Precisely the point:  Great for sysadmins, but what does that do for 
personal systems?  I read several YEARS ago about the X terminal 
market "just starting."  And where is it big?  Japan, you "believe"?  
Hmm.....

Obviously, there are situations where the X terminal concept is just 
the ticket, but that seems like a niche market to me.  I think the
exceptions prove the rule.  Your site probably wouldn't even consider
that, if overloaded costs weren't a factor!
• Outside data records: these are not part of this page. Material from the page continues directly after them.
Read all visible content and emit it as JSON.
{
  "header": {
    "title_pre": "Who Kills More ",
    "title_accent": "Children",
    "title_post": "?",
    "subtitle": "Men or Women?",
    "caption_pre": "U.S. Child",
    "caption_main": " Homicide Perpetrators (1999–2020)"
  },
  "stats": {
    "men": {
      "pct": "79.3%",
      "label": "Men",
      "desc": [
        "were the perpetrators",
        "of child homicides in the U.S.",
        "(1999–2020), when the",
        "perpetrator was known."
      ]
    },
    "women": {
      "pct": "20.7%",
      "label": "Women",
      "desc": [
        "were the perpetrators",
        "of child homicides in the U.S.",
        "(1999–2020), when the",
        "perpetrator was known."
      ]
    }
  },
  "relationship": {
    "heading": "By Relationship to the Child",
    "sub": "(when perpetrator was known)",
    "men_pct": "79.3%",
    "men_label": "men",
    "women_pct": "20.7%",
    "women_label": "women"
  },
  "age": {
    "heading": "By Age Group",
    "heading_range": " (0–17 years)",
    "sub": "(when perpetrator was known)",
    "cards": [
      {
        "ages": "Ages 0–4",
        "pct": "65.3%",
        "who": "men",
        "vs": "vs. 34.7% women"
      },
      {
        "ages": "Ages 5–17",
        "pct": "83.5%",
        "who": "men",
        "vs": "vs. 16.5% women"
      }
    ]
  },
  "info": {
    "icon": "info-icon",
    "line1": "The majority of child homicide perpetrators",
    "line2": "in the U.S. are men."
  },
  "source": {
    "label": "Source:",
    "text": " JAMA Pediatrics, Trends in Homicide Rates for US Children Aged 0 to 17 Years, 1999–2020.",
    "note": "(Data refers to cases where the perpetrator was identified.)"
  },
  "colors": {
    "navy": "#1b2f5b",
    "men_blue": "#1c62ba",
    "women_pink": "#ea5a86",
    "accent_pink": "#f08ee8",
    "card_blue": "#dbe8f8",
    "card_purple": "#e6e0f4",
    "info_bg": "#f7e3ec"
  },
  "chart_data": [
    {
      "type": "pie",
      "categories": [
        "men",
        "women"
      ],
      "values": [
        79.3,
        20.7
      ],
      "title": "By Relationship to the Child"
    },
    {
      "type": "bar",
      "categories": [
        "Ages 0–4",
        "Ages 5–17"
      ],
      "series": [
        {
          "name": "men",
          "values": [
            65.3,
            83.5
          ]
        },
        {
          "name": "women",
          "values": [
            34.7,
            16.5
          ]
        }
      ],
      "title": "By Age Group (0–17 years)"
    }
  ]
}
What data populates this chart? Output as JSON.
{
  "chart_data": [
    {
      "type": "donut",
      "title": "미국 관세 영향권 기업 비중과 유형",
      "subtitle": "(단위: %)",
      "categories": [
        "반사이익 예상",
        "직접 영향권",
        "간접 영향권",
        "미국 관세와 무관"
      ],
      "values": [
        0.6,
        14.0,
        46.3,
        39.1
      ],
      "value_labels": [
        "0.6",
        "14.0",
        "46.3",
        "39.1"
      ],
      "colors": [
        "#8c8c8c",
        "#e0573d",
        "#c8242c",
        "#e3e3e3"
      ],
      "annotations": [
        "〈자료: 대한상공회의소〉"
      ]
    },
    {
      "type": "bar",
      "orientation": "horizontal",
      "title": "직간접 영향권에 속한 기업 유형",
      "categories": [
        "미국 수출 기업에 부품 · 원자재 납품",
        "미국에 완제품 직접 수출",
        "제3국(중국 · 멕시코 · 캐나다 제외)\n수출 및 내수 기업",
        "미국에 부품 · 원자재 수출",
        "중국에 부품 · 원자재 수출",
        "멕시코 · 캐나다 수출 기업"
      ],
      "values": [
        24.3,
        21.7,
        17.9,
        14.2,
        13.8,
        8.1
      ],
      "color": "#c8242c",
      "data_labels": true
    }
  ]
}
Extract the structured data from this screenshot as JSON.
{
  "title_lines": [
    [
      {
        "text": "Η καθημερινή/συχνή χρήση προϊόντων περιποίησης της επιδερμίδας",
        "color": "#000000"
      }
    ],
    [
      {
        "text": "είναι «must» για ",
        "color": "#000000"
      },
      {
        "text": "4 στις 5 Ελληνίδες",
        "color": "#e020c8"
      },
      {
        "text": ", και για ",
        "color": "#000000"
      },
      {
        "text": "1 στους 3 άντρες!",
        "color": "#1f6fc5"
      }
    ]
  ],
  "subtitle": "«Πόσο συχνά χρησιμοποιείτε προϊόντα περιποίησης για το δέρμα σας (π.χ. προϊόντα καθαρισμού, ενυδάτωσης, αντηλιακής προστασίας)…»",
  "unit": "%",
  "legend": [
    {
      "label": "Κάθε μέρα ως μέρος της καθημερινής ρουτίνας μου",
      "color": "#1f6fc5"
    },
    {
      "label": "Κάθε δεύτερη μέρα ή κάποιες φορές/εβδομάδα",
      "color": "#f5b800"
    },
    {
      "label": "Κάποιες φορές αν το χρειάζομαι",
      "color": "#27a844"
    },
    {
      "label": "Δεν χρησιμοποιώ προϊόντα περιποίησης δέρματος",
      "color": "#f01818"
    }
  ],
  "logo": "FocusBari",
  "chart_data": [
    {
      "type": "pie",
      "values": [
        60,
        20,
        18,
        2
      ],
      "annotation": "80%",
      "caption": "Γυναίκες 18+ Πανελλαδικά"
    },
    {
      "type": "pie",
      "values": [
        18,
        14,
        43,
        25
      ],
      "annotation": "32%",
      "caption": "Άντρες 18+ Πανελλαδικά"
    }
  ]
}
Finally, Chuck Robey asked me:

> to make a 30 minute sojourn amongst my books.  I don't think this makes 
> me very different than most FreeBSD hackers, does it?  I really don't 
> want to 'dumb down', and would probably drop this OS if that became a 
> major goal.  Personally, I think there's very little chance of that 
> happening.  If this means that we'll never be as large a group as Windoze 
> users, I can live with that, I've never been all that keen on running 
> with the herd.  Have you?

No and no, and I'm not suggesting FreeBSD "dumb down."  Although I do 
sometimes grumble when I'm forced into a steep learning curve that I 
would rather enter at my leisure, so to speak.  But if I ever started to 
feel "shut out of the system" I would look elsewhere, too.  I guess I 
have a split-level attitude on this:  I want a sleek, easy-to-drive car, 
but I want to get under the hood, understand it, and turn wrenches
as well.  Perhaps I think ideally the latter should be, uh, more optional?

My main point revolves around efficient resource usage on the small 
personal system.  Do you think personal systems shouldn't be small?